Mas Nancy apenas assentiu calmamente.
— Parabéns.
Foi apenas uma palavra, dita em tom neutro. Em seguida, ela seguiu em direção ao prédio administrativo.
O sorriso de Wanessa congelou.
Ela cerrou os punhos, cravando as unhas na palma da mão.
Três anos. Ela estava casada com Xavier há três anos e vivia no quartel há mais de dois.
Xavier a tratava bem, nunca deixou faltar nada, mas ela sabia melhor do que ninguém quem ele guardava no coração.
Na noite de núpcias, ele chamou o nome de Nancy vinte e três vezes.
No escritório, um baú trancado estava cheio de pertences de Nancy.
Ela pensou que, estando grávida e encontrando Nancy no quartel, finalmente poderia saborear uma vitória.
Mas Nancy nem sequer se abalou.
Wanessa rangeu os dentes e apressou o passo para alcançá-la, bloqueando o caminho de Nancy com um sorriso falso.
— Irmã, não tenha pressa. Xavier está em uma reunião ali no prédio, deve terminar logo. Não quer esperá-lo?
Nancy olhou para ela, mas permaneceu em silêncio.
Wanessa, irritada, lançou um olhar para a porta do prédio administrativo e, subitamente, deu um passo para trás.
— Ai! — Ela gritou, jogando o corpo para trás e caindo sentada no chão.
Segurando o ventre, com os olhos vermelhos e a voz trêmula, exclamou: — Irmã... por que você me empurrou?
Nancy permaneceu imóvel, observando-a sem qualquer expressão.
Nesse momento, a porta do prédio abriu.
Vários oficiais saíram, e à frente de todos estava Xavier.
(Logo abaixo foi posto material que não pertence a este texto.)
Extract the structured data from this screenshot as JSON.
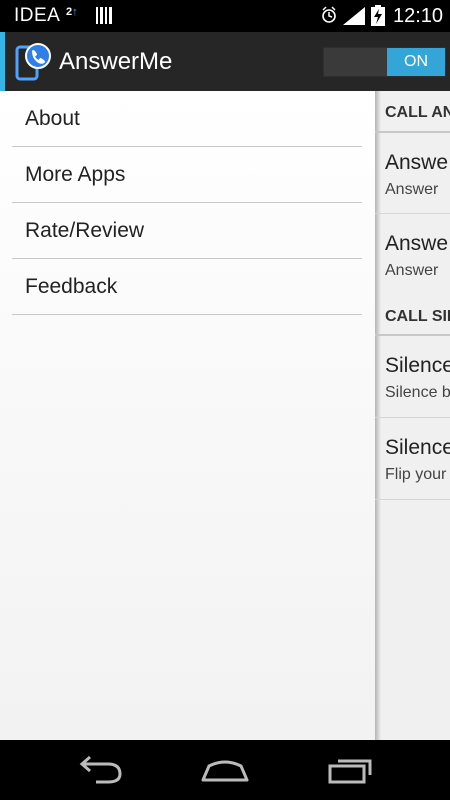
{
  "status_bar": {
    "carrier": "IDEA",
    "network_badge": "2",
    "clock": "12:10"
  },
  "action_bar": {
    "title": "AnswerMe",
    "toggle_label": "ON",
    "toggle_state": "on",
    "accent_color": "#33b5e5"
  },
  "drawer": {
    "items": [
      {
        "label": "About"
      },
      {
        "label": "More Apps"
      },
      {
        "label": "Rate/Review"
      },
      {
        "label": "Feedback"
      }
    ]
  },
  "content": {
    "sections": [
      {
        "header": "CALL AN",
        "rows": [
          {
            "title": "Answe",
            "subtitle": "Answer"
          },
          {
            "title": "Answe",
            "subtitle": "Answer"
          }
        ]
      },
      {
        "header": "CALL SIL",
        "rows": [
          {
            "title": "Silence",
            "subtitle": "Silence b"
          },
          {
            "title": "Silence",
            "subtitle": "Flip your"
          }
        ]
      }
    ]
  },
  "nav_bar": {
    "buttons": [
      "back-icon",
      "home-icon",
      "recent-apps-icon"
    ]
  }
}
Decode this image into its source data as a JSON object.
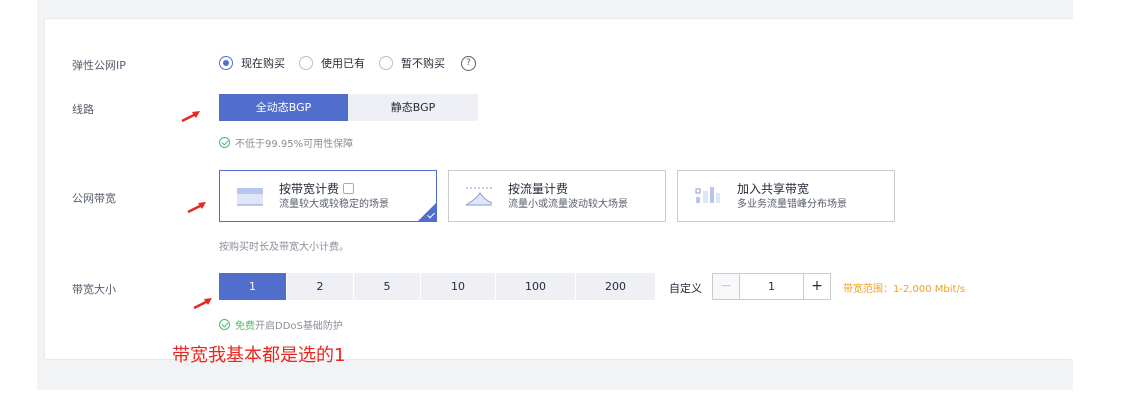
{
  "eip": {
    "label": "弹性公网IP",
    "options": [
      "现在购买",
      "使用已有",
      "暂不购买"
    ],
    "selected": "现在购买",
    "help_icon": "question-circle-icon"
  },
  "line": {
    "label": "线路",
    "options": [
      "全动态BGP",
      "静态BGP"
    ],
    "selected": "全动态BGP",
    "note": "不低于99.95%可用性保障"
  },
  "bandwidth_type": {
    "label": "公网带宽",
    "cards": [
      {
        "title": "按带宽计费",
        "desc": "流量较大或较稳定的场景",
        "selected": true,
        "icon": "bandwidth-chart-icon",
        "badge_icon": "thumbs-up-icon"
      },
      {
        "title": "按流量计费",
        "desc": "流量小或流量波动较大场景",
        "selected": false,
        "icon": "traffic-chart-icon"
      },
      {
        "title": "加入共享带宽",
        "desc": "多业务流量错峰分布场景",
        "selected": false,
        "icon": "shared-bandwidth-icon"
      }
    ],
    "note": "按购买时长及带宽大小计费。"
  },
  "bandwidth_size": {
    "label": "带宽大小",
    "options": [
      "1",
      "2",
      "5",
      "10",
      "100",
      "200"
    ],
    "selected": "1",
    "custom_label": "自定义",
    "custom_value": "1",
    "range_text": "带宽范围：1-2,000 Mbit/s",
    "note_free": "免费",
    "note_rest": "开启DDoS基础防护"
  },
  "annotation": {
    "text": "带宽我基本都是选的1",
    "color": "#e8271e"
  },
  "colors": {
    "accent": "#526ecc",
    "success": "#50b96a",
    "warning": "#f0a020"
  }
}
Ele vestia o uniforme oficial, com uma nova estrela brilhando em sua insígnia.
Ao ouvir o grito de Wanessa, ele correu e agachou-se para ampará-la.
— Wani, o que aconteceu?
Wanessa encostou-se no peito dele, as lágrimas rolando sem parar, e disse com voz de vítima: — Xavier... minha irmã... não foi por mal... não brigue com ela...
Xavier levantou a cabeça bruscamente e olhou para Nancy.
Após três anos, ela estava mais bronzeada e magra. Parada sob o sol, mantinha a coluna perfeitamente ereta.